São Paulo lista 412 contas usadas pelo crime organizado

Listagem com 412 contas correntes, de poupança e de aplicações financeiras que movimentam e lavam dinheiro do crime organizado em São Paulo foi entregue pela polícia paulista a representantes do Conselho de Controle de Ativos Financeiros (Coaf) e do Departamento de Recuperação de Ativos e Cooperação Jurídica Internacional (DRCI), vinculado ao Ministério da Justiça. Essas contas, segundo o secretário estadual da Segurança Pública, Saulo Abreu, estão no nome de 110 pessoas envolvidas com tráfico de drogas e de armas. A lista contém nome, filiação e foto, além de 982 telefones usados para movimentar contas.

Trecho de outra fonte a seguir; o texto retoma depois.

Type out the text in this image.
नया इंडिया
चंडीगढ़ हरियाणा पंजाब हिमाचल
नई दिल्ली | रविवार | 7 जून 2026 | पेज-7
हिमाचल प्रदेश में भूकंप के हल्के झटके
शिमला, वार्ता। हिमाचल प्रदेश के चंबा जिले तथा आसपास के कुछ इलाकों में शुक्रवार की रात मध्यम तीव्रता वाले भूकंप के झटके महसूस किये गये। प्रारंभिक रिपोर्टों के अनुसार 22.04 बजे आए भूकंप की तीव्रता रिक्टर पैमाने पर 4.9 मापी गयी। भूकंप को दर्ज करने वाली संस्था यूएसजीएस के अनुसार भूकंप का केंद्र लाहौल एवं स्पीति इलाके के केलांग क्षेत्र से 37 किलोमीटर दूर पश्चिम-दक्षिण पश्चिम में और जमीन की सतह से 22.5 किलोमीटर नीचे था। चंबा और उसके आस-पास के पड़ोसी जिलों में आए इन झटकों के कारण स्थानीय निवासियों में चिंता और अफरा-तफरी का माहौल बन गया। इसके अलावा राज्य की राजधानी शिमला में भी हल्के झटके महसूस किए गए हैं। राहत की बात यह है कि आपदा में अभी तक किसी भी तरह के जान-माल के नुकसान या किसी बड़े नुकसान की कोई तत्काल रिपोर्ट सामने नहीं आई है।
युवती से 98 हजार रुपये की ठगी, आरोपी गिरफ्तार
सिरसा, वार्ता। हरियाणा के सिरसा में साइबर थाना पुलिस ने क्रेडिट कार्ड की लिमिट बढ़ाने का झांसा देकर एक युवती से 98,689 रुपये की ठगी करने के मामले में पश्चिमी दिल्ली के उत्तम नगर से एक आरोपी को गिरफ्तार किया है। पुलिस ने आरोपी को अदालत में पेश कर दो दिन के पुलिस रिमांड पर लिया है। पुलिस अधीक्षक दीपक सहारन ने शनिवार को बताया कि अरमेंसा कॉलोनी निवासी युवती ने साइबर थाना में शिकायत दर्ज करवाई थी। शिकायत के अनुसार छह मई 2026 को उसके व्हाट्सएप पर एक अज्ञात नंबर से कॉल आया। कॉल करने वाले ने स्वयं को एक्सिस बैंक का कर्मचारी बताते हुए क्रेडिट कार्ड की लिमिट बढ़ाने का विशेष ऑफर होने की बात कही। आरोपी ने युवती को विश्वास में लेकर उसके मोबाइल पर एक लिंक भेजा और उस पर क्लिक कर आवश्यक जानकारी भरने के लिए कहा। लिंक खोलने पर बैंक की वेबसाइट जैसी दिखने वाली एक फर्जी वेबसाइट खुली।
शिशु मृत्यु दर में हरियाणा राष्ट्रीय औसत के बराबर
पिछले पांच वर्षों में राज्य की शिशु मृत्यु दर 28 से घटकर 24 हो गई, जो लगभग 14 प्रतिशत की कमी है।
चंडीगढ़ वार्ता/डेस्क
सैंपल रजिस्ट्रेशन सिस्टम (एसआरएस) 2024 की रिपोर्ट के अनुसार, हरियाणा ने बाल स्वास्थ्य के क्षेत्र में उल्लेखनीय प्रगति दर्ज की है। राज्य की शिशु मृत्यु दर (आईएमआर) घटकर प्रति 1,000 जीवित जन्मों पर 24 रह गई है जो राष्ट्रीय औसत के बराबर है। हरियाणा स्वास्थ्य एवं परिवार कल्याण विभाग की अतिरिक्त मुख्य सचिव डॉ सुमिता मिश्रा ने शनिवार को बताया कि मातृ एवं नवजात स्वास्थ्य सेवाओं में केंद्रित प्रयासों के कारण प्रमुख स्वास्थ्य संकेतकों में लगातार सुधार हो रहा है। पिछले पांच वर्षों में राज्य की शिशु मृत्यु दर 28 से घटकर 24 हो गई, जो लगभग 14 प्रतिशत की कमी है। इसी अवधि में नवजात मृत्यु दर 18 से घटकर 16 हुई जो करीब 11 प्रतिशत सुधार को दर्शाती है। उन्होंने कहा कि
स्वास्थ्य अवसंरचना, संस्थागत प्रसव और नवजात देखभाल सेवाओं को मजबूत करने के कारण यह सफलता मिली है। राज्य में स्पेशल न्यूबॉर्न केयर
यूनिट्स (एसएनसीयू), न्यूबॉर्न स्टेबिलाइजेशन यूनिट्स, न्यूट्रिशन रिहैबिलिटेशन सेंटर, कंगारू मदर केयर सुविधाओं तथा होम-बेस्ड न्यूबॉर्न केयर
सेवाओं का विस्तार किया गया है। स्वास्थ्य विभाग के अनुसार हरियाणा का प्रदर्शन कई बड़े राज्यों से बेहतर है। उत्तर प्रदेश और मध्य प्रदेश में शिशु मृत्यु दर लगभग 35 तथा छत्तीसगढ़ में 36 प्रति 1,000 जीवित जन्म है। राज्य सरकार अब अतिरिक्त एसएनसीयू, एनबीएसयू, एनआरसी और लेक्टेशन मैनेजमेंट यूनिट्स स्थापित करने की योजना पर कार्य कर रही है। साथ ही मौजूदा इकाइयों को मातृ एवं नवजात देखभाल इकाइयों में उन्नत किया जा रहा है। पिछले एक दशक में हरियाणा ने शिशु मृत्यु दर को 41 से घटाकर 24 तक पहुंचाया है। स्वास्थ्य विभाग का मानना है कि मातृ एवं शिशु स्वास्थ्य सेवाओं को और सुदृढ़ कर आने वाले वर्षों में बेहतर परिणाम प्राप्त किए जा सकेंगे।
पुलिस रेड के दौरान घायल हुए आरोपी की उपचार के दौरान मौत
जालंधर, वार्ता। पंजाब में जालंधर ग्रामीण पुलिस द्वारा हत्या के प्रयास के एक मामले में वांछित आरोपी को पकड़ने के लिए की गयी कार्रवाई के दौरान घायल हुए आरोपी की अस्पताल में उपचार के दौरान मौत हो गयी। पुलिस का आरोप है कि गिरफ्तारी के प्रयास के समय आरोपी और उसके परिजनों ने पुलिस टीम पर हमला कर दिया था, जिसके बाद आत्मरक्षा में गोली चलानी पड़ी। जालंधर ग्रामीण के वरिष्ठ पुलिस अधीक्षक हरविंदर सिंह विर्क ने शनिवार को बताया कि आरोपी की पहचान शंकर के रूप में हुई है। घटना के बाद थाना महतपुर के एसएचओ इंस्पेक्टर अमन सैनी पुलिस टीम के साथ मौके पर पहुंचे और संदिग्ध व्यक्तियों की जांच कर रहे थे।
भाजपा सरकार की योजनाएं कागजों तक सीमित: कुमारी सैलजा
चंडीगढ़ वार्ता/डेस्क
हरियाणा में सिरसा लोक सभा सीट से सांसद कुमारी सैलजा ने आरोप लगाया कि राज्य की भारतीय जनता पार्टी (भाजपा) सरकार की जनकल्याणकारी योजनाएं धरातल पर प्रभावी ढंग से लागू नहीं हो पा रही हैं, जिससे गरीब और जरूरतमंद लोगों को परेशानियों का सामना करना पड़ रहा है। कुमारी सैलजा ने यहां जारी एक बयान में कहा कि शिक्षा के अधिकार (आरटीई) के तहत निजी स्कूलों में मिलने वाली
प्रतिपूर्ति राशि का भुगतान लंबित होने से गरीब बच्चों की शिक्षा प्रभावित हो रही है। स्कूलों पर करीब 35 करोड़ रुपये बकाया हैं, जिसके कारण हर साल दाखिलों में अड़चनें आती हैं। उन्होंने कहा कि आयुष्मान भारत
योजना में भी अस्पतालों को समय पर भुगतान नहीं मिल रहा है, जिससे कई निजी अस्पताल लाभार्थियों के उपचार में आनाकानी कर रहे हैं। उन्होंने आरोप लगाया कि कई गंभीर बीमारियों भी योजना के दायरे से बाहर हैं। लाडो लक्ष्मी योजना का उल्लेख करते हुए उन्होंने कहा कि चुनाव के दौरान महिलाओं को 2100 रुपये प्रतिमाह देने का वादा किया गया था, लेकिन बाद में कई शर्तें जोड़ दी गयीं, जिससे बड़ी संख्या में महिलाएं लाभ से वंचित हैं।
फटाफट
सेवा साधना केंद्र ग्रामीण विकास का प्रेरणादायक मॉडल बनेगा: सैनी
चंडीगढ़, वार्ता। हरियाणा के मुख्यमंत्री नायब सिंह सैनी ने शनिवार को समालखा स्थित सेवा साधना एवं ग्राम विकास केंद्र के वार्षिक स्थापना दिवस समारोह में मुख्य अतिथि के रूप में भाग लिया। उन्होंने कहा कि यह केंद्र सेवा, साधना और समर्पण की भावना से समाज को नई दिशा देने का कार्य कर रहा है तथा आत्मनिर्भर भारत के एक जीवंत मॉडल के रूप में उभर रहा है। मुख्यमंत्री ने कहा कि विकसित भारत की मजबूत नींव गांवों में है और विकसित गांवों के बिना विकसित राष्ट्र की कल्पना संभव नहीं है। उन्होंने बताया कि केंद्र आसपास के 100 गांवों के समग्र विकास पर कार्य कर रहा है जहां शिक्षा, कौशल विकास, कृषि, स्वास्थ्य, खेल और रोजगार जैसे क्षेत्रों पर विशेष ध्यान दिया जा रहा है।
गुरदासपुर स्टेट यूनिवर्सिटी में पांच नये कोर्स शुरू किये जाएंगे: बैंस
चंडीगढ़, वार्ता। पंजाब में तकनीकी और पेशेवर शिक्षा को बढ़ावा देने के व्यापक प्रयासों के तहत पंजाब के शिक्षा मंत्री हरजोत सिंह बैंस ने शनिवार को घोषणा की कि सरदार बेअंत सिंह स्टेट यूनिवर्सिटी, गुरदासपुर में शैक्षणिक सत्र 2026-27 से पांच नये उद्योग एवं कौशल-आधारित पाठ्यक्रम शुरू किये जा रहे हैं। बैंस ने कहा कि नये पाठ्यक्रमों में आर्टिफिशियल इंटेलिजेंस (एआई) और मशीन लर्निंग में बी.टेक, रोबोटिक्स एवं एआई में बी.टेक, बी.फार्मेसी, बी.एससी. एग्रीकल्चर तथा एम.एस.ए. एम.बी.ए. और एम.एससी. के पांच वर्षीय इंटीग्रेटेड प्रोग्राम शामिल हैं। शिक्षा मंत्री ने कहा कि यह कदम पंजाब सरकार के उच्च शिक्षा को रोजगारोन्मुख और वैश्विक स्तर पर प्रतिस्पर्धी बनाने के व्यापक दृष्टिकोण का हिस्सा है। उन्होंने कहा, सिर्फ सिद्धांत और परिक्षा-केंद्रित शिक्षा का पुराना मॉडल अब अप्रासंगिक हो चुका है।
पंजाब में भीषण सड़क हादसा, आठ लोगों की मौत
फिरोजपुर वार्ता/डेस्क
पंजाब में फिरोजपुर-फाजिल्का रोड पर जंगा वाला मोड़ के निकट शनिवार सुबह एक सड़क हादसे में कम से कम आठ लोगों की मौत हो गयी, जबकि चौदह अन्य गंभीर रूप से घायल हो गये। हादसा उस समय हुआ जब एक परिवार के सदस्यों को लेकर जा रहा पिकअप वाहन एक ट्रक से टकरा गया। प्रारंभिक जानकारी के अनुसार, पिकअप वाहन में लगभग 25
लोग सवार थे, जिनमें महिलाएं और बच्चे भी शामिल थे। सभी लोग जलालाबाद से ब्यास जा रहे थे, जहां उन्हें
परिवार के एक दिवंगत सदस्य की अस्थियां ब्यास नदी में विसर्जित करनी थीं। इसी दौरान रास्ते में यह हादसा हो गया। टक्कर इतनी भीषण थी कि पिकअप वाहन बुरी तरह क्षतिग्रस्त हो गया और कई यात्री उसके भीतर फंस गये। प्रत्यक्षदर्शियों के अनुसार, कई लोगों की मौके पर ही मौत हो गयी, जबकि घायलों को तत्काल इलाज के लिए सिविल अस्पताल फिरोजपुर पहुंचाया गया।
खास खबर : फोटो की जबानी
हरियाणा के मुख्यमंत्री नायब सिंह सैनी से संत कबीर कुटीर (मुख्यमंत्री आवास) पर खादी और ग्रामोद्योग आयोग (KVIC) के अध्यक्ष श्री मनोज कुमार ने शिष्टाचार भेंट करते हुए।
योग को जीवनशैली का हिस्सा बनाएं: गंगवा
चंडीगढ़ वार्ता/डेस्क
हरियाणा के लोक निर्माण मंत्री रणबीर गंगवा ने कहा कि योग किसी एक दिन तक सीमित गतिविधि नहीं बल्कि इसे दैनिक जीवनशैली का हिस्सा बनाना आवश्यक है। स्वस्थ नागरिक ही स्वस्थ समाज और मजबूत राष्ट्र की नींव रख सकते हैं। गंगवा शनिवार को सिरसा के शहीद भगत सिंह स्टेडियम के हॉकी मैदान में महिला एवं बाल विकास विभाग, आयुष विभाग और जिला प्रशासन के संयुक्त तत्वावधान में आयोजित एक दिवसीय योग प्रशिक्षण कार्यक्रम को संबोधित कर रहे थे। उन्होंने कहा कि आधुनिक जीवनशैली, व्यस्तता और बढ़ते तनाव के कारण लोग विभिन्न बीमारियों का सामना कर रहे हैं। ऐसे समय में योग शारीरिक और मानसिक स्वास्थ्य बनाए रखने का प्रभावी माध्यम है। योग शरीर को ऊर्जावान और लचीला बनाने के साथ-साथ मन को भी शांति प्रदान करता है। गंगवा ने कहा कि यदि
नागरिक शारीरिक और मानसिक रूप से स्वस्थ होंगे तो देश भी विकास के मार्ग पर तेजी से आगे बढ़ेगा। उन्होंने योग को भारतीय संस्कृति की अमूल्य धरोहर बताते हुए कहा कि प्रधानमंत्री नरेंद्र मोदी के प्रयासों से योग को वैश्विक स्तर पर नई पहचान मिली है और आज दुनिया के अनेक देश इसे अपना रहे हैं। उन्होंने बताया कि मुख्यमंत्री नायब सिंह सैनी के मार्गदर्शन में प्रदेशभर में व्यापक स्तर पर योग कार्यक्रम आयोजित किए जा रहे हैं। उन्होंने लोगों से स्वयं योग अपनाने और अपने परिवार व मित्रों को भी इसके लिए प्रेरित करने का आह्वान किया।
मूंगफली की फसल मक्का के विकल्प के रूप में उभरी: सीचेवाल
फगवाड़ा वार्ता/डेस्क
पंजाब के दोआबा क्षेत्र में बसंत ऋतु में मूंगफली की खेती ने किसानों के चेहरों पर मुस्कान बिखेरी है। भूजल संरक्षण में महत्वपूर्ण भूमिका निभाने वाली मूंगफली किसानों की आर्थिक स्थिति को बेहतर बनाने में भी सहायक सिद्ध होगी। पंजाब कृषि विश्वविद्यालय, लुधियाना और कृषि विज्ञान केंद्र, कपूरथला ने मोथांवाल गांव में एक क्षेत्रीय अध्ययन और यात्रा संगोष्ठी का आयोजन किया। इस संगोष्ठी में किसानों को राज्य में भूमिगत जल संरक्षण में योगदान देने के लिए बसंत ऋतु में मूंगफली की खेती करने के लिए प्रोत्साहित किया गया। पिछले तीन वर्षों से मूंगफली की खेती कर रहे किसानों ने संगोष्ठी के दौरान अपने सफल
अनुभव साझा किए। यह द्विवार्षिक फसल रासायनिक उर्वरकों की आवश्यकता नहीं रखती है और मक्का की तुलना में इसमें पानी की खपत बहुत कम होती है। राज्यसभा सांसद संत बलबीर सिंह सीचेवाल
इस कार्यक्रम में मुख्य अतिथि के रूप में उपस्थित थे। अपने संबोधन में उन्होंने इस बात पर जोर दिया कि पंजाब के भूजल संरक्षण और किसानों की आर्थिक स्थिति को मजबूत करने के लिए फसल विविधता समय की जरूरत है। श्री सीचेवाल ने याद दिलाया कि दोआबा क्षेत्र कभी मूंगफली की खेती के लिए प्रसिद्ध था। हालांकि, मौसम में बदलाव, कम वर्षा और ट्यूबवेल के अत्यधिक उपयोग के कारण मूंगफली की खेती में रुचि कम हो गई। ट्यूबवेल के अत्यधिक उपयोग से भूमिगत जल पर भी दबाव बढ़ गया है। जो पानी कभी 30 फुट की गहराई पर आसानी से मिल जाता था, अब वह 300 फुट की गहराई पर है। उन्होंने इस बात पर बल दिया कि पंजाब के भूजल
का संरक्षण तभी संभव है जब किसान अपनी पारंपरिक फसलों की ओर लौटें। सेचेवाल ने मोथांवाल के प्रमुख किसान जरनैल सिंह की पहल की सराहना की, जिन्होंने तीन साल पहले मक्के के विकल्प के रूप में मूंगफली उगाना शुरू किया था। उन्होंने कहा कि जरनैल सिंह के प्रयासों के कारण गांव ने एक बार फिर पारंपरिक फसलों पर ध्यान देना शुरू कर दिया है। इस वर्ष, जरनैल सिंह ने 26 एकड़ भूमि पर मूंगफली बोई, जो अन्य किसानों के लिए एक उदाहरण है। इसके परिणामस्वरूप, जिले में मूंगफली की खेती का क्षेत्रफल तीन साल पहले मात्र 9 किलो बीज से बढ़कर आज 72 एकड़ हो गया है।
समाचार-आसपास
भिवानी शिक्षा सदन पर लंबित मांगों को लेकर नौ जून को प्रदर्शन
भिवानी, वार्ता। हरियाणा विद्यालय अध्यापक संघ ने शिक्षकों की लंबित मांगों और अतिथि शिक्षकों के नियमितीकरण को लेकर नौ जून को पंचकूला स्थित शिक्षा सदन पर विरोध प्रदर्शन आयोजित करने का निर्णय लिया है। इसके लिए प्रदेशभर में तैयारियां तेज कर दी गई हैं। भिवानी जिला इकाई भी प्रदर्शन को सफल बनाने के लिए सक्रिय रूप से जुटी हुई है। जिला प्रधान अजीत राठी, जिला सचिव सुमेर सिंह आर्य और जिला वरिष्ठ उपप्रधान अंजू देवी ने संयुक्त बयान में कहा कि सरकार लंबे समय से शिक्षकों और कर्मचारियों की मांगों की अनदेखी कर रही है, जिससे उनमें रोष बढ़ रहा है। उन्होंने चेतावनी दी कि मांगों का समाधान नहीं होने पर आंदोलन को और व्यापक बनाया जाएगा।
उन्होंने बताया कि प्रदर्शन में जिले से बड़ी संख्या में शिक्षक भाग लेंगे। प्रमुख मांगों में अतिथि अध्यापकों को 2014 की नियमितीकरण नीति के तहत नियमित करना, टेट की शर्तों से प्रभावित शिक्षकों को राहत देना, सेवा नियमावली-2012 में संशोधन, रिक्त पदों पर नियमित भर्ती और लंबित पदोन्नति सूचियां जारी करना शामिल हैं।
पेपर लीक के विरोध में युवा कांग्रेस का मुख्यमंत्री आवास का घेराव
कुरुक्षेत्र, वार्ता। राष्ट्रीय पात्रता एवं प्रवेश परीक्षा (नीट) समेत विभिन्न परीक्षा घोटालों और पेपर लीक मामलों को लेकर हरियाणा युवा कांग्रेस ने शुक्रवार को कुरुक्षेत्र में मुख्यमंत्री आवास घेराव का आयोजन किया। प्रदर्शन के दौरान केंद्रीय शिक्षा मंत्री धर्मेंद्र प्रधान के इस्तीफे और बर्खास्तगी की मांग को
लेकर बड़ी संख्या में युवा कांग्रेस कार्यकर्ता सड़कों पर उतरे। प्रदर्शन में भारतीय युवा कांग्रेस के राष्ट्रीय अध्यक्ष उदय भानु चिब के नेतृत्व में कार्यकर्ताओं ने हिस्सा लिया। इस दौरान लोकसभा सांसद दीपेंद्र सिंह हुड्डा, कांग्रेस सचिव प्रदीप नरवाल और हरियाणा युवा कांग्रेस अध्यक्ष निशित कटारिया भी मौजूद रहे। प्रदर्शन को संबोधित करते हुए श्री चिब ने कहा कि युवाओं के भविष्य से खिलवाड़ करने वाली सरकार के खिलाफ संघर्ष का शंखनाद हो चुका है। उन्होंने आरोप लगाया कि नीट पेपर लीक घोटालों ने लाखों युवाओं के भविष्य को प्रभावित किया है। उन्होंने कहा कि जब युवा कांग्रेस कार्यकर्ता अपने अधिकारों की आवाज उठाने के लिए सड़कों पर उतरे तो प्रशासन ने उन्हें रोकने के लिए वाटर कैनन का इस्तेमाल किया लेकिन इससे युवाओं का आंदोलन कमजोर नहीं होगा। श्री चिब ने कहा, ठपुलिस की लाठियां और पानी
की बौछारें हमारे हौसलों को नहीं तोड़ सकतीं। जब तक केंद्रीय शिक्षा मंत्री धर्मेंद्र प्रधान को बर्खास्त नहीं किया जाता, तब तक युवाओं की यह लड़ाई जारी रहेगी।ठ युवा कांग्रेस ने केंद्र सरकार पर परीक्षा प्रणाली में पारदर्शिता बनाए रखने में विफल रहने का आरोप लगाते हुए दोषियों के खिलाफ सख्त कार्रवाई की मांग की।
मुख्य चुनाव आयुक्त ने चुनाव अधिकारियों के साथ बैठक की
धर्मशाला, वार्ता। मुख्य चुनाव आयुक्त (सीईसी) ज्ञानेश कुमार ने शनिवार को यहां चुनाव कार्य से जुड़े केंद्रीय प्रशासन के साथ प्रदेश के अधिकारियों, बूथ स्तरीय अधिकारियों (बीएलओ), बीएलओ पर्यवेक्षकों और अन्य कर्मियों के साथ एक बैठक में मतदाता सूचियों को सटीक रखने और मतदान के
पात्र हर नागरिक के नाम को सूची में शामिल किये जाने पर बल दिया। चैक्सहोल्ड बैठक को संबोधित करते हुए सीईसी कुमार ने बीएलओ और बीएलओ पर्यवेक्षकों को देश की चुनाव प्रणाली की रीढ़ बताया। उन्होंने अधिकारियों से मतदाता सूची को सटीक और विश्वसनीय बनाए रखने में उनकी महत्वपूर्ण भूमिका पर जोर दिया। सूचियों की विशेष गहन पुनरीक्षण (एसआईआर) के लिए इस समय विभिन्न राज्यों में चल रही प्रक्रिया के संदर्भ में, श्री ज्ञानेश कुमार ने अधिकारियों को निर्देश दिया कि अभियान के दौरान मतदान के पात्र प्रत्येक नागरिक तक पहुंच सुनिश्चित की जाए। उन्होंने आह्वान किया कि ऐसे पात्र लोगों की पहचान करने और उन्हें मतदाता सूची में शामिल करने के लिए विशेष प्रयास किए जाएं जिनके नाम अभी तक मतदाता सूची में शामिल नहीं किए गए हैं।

‘Há contas com grande movimentação financeira e também outras com movimento pequeno, abaixo de R$ 100 mil’, explicou Saulo Abreu, que participou ontem de reunião do Gabinete de Gestão Integrada, no Comando Militar do Sudeste.

Os dados foram encaminhados ao Ministério Público Federal.

Na reunião foi decidida a criação de um banco de dados unificado entre os poderes federal e estadual para combater a lavagem de dinheiro do Primeiro Comando da Capital (PCC). O objetivo principal é quebrar o abastecimento financeiro de membros do PCC e estancar a lavagem de dinheiro. Mas, para que as contas sejam bloqueadas, será preciso antes comprovar a participação de seus titulares no esquema do crime organizado. E ainda será necessária autorização judicial para o bloqueio, que não deverá ser feito de modo administrativo.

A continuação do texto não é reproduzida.